Polymer nanoparticles have arisen as a strong tool for providing medicine to exactly the right place, at the right time, within the human body. However, their use has been restricted by the manufacturing complexity.
It can take decades for a company to design a molecular recipe and make it consistently reproducible at a large scale. There’s a bottleneck going from bench-scale synthesis to industry-scale manufacturing, and that’s what we’re trying to address.
Rong Yang, Study Lead Investigator and Assistant Professor, Smith School of Chemical and Biomolecular Engineering, Cornell University
Yang and her collaborators will be making use of AI to examine and guide the production of polymer nanoparticles in real time. As the synthesis of nanoparticles is being done with an initiated chemical vapor deposition (iCVD) system, the scientists will integrate liquid crystals that depart an “optical fingerprint” to be read by computer vision.
The consequent data will be used to train a convolutional neural network to determine information regarding the polymer nanoparticles, and further utilized for real-time, automated decision-making at the time of the assembly process.

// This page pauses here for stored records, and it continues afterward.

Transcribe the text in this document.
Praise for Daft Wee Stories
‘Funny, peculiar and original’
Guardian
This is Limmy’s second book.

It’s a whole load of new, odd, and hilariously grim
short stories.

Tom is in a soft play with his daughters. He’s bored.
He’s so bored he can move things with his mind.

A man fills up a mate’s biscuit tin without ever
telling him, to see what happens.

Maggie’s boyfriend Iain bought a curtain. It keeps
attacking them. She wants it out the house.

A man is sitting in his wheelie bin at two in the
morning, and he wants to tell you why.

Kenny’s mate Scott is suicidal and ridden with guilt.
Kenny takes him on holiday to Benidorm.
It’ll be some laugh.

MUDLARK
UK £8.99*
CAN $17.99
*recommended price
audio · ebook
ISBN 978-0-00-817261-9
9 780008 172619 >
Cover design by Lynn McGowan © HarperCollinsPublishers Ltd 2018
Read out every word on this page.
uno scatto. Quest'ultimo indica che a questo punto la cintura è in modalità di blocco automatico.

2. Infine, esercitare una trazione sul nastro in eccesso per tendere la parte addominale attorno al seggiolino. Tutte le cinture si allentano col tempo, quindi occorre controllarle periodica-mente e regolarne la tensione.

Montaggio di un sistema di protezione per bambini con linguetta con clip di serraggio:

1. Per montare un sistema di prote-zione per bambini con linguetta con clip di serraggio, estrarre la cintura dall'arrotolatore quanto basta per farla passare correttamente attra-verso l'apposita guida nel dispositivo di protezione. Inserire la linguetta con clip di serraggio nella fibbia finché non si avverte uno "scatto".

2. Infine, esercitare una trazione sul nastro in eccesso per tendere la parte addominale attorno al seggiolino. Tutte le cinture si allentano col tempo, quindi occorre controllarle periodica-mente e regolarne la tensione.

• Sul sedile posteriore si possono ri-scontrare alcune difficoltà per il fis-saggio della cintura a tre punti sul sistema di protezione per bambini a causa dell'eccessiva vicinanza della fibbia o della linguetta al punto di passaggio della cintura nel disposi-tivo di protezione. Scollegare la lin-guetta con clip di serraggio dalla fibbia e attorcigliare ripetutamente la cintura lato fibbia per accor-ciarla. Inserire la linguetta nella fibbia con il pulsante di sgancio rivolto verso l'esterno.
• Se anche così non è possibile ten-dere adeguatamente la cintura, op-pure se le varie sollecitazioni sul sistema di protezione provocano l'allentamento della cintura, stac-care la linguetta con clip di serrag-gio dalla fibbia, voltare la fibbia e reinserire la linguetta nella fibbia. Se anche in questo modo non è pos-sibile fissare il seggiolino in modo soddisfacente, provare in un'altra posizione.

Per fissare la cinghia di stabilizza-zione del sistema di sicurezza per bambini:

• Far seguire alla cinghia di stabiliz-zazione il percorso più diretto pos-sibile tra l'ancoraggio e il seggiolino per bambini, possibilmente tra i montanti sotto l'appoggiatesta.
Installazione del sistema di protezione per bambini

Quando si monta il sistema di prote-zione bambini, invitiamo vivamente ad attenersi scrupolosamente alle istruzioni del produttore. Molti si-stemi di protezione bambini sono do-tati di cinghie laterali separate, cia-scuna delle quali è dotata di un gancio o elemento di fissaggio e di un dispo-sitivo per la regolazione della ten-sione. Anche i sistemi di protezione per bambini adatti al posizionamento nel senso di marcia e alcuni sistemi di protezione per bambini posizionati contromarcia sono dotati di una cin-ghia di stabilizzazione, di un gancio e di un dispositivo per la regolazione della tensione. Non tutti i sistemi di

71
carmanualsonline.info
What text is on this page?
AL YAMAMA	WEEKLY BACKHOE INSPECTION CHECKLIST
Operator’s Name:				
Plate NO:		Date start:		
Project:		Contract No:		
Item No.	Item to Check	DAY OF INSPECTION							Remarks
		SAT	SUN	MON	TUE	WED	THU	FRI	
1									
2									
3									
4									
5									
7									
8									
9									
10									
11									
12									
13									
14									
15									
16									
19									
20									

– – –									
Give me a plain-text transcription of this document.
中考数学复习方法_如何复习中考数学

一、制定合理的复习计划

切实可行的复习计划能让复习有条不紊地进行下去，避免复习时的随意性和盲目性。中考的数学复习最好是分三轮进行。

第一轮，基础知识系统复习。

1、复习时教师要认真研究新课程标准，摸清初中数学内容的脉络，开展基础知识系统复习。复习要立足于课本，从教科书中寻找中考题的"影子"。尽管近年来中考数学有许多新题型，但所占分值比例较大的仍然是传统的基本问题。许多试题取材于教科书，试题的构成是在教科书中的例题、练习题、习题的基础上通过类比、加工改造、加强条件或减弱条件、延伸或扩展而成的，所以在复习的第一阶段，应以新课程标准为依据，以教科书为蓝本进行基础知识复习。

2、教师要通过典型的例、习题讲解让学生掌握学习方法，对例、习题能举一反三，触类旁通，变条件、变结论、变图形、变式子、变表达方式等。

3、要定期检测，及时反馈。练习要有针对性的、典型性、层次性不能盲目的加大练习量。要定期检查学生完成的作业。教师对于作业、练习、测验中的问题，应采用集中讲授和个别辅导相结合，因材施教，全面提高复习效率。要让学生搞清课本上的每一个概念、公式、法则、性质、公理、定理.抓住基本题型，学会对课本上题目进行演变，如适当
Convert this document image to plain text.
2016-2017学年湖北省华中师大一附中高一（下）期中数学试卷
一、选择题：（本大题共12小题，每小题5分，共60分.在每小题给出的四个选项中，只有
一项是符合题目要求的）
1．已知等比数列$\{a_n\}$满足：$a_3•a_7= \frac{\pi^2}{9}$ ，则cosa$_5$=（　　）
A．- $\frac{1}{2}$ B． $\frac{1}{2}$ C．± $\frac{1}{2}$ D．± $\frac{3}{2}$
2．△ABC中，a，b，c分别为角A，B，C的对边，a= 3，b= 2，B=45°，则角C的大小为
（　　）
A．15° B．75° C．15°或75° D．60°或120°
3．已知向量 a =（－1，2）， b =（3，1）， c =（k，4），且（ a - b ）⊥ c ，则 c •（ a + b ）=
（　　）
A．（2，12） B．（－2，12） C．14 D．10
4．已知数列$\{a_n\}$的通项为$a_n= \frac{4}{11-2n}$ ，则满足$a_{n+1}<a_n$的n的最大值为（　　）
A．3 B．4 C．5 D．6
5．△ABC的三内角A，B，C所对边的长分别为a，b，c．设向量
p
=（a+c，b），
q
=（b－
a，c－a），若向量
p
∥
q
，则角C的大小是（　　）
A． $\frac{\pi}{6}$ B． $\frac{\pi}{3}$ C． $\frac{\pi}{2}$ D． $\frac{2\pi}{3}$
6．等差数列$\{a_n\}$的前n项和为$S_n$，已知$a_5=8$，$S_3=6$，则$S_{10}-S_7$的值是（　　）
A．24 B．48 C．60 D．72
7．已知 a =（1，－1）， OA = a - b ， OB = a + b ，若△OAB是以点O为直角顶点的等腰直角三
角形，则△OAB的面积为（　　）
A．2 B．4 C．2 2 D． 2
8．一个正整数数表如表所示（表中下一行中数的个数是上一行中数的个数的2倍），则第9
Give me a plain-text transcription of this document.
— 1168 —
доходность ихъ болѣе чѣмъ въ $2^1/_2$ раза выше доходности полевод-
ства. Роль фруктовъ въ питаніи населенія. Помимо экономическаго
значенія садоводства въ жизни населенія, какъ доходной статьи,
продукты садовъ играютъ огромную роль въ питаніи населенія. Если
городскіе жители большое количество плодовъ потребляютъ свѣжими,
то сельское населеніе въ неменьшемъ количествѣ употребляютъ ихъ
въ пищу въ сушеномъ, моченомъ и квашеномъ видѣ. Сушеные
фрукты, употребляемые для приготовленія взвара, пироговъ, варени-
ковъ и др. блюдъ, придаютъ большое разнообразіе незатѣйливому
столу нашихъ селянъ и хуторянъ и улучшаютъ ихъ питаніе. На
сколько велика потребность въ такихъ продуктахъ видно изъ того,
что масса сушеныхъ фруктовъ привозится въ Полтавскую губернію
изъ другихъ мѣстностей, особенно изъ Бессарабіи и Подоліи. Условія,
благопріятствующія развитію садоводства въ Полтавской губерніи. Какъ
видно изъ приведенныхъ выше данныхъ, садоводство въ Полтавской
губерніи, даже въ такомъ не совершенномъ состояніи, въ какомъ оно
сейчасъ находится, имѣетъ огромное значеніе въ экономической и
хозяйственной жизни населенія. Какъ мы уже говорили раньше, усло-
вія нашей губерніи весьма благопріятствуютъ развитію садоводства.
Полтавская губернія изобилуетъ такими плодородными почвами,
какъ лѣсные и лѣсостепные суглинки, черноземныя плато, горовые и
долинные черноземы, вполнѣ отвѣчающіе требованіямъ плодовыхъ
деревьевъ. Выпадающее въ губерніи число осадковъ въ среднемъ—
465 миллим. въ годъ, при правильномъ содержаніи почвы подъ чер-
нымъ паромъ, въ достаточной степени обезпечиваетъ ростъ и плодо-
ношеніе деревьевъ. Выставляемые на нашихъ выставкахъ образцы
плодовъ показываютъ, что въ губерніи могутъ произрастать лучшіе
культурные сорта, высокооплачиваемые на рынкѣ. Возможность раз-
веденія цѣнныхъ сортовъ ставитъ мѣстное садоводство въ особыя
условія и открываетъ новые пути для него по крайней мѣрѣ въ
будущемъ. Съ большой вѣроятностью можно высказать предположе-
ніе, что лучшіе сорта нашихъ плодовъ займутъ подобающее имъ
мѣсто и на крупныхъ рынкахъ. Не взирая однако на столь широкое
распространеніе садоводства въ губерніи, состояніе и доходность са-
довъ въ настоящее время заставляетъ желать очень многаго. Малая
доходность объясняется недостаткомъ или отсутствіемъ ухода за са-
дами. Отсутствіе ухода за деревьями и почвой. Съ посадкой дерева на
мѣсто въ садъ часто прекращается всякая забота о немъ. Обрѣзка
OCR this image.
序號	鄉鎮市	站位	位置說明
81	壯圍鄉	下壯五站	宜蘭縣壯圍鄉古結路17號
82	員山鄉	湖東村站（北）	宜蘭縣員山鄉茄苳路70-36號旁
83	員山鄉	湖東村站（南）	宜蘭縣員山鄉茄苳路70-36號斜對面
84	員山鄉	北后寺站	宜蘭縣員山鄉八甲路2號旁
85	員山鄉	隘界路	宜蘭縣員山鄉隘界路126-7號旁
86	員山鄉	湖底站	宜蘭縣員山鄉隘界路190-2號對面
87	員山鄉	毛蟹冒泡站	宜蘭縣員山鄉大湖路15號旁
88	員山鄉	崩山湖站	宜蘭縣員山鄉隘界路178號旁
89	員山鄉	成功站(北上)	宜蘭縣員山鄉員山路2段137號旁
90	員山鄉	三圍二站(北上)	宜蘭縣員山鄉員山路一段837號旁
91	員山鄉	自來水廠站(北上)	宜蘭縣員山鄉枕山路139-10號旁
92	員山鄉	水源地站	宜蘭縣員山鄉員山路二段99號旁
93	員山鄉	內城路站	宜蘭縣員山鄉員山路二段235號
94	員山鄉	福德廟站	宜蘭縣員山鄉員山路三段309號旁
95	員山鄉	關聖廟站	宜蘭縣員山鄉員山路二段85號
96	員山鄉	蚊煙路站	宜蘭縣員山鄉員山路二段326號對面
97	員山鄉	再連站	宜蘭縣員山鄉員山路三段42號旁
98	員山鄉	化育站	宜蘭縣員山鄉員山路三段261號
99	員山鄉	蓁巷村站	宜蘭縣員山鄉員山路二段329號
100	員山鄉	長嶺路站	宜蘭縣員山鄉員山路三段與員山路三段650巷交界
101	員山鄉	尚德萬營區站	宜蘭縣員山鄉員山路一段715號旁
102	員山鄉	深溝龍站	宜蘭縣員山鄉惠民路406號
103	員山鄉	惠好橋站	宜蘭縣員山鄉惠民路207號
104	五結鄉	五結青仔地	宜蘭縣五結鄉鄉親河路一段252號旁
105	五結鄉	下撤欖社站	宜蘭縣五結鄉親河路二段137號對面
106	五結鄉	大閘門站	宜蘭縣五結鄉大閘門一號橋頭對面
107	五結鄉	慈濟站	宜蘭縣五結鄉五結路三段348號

We’ll be using liquid crystals as a solvent and also as a display, the same type you might find in your television screen. We can use them to draw a connection between the material properties, like the molecular weight, size, and morphology of the polymer nanoparticles, then link that to the optical output that we read from the AI.
Rong Yang, Study Lead Investigator and Assistant Professor, Smith School of Chemical and Biomolecular Engineering, Cornell University
Contributing expertise in liquid crystals to the study is co-principal investigator Nicholas Abbott, the Tisch University Professor in the Smith School, while expertise in artificial intelligence will come from co-principle investigator Fengqi You, the Roxanne E. and Michael J. Zak Professor in Energy Systems Engineering.
If it turned out to be successful, the study would not only produce new cyber-driven methods for manufacturing but also ultimately revolutionize how polymer nanoparticles and nanomedicines could be made.
Imagine everyone taking a slightly different version of a pill, manufactured right on the spot to have personalized medicine. Rapid characterization and feedback into the synthesis process could crack open all these possibilities that didn’t exist before.
Rong Yang, Study Lead Investigator and Assistant Professor, Smith School of Chemical and Biomolecular Engineering, Cornell University
Furthermore, Yang added that this type of manufacturing could alter the production of other products consisting of polymers, like construction materials.
The other co-principal investigators on the grant are Allison Godwin, associate professor at the Smith School, and Jan Genzer, professor of chemical and biomolecular engineering at North Carolina State University.